OpenExec V1 Cut List & Migration Board
This board tracks the aggressive simplification of the OpenExec architecture. We classify every component into one of five categories to ensure a focused, deterministic v1 release.
1. DELETE (Immediate)
These create architecture bloat or conflicting execution models.
| Component | Problem | Replacement |
|---|---|---|
| Legacy 5-Phase Pipeline | Rely on prompt personas; duplicate Blueprint logic. | Blueprint DSL Engine. |
| stories.json / tasks.json | Shadow state systems; drift from SQLite. | Unified SQLite Schema. |
| Prompt-controlled routing | Hidden workflows in LLM logic. | Blueprint routing (code). |
| "All tools exposed" model | Tool hallucination and leakage risk. | Curated Toolsets. |
| Shell-as-fallback | Destroys determinism and replay. | Typed Tool Action Contracts. |
2. MIGRATE (Architecture Refactor)
Systems that are valuable but must align with the new core runtime.
- State → Unified SQLite Model: Move all session, task, and run data into the canonical schema for deterministic recovery.
- Execution → Blueprint Engine: Standardize all implementation flows on the Blueprint interpreter.
- Tool Invocation → Tool Action Contracts: Standardize inputs/outputs for every capability (e.g.,
apply_patch). - Safety → Policy Engine: Centralize capability checks and sandbox mode enforcement.
- Context Assembly → Context Builder: Move context packing into a dedicated deterministic subsystem.
3. FREEZE (Keep but stop expanding)
Features that are functional but not essential priorities for v1.
- Web UI: Focus on CLI and terminal timeline output until the runtime is stable.
- Slack / Ticket Integrations: Postpone until v2.
- MCP Ecosystem: Stick to local tools; avoid building a "marketplace" yet.
- Multi-model Complexity: Keep provider routing simple (Local Router → Main Model).
4. KEEP (Core Architecture)
The foundational strengths we are doubling down on.
- Blueprint Engine: Deterministic workflow orchestration.
- Toolsets: Enforced minimal context and safety boundaries.
- Policy Engine: Sandbox modes, approval gates, and path restrictions.
- Local LLM Router: Intent classification and privacy-aware selection.

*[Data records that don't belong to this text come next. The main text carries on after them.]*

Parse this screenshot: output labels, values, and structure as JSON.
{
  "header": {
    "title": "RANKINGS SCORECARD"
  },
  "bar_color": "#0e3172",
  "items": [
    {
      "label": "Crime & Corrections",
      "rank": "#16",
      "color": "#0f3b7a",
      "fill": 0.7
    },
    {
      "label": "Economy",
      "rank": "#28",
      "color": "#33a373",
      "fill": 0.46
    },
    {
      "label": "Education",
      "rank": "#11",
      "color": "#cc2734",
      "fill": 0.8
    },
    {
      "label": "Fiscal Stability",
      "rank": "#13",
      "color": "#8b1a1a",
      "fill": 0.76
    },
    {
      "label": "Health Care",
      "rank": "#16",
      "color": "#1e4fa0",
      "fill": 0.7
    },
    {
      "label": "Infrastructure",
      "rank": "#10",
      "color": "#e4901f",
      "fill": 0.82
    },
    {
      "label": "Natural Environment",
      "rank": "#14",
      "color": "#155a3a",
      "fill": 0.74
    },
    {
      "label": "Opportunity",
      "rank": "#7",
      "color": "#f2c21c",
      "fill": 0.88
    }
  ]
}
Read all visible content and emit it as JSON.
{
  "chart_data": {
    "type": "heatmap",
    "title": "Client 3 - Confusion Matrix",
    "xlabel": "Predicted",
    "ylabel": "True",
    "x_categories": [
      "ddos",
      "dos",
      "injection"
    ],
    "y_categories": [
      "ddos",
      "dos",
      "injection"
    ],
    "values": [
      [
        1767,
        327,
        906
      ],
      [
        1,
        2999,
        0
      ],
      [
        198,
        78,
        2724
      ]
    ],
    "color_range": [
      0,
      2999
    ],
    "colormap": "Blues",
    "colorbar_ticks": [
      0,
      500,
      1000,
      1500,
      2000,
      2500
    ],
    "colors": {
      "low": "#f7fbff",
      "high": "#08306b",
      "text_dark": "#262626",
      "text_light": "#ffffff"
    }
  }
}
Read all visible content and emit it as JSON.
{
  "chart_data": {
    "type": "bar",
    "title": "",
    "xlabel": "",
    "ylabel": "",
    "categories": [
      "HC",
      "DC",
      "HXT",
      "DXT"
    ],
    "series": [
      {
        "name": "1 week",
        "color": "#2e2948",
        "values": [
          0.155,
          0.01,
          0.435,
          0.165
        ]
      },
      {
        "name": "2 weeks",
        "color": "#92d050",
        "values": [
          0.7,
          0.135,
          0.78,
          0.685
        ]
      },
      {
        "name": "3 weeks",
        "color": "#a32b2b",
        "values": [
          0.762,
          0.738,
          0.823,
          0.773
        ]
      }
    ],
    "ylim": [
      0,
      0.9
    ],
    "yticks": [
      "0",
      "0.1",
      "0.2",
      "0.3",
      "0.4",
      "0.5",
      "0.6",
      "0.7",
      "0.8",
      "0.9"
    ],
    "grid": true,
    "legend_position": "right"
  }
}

- Run Timeline & Replay: Full execution transparency and auditability.
5. DEFER (V2+)
Interesting ideas that are explicitly out of scope for v1.
- Multi-agent swarms or complex delegation layers.
- Distributed workers and remote execution pools.
- Cron-like autonomous background agents.
- Fully automated CI/PR generation.
Implementation Roadmap
gantt
title OpenExec v1.0 Roadmap
dateFormat YYYY-MM-DD
section Phase 1: Stabilization
SQLite State Model :a1, 2026-03-15, 7d
Blueprint Engine :after a1, 7d
Policy Engine :after a1, 7d
section Phase 2: Execution
Toolsets & Context :a2, after a1, 10d
Timeline & Replay :after a2, 7d
section Phase 3: Intelligence
Local Router Model :a3, after a2, 7d
section Phase 4: Polish
CLI Experience :a4, after a3, 7d
Phase 1: Runtime Stabilization (1-2 Weeks)
- Finalize SQLite state model and remove authoritative JSON state.
- Stabilize the Blueprint Engine and Policy Engine.
- Implement the first set of Tool Action Contracts.
Phase 2: Deterministic Execution (1-2 Weeks)
- Implement Toolsets and the Context Builder.
- Add the Run Timeline and Replay mode.
- Enforce explicit retry caps (e.g.,
max_retry = 2).
Phase 3: Intelligence Layer (1 Week)
- Integrate the Local Router model for toolset and context selection.
- Finalize the Model Adapter layer.
Phase 4: CLI Experience (1 Week)
- Polish
openexec chat,run,show, andreplaycommands.
Strategic Result: OpenExec becomes a deterministic AI coding runtime—reverting the industry trend of "opaque agents" back toward "structured engineering tools."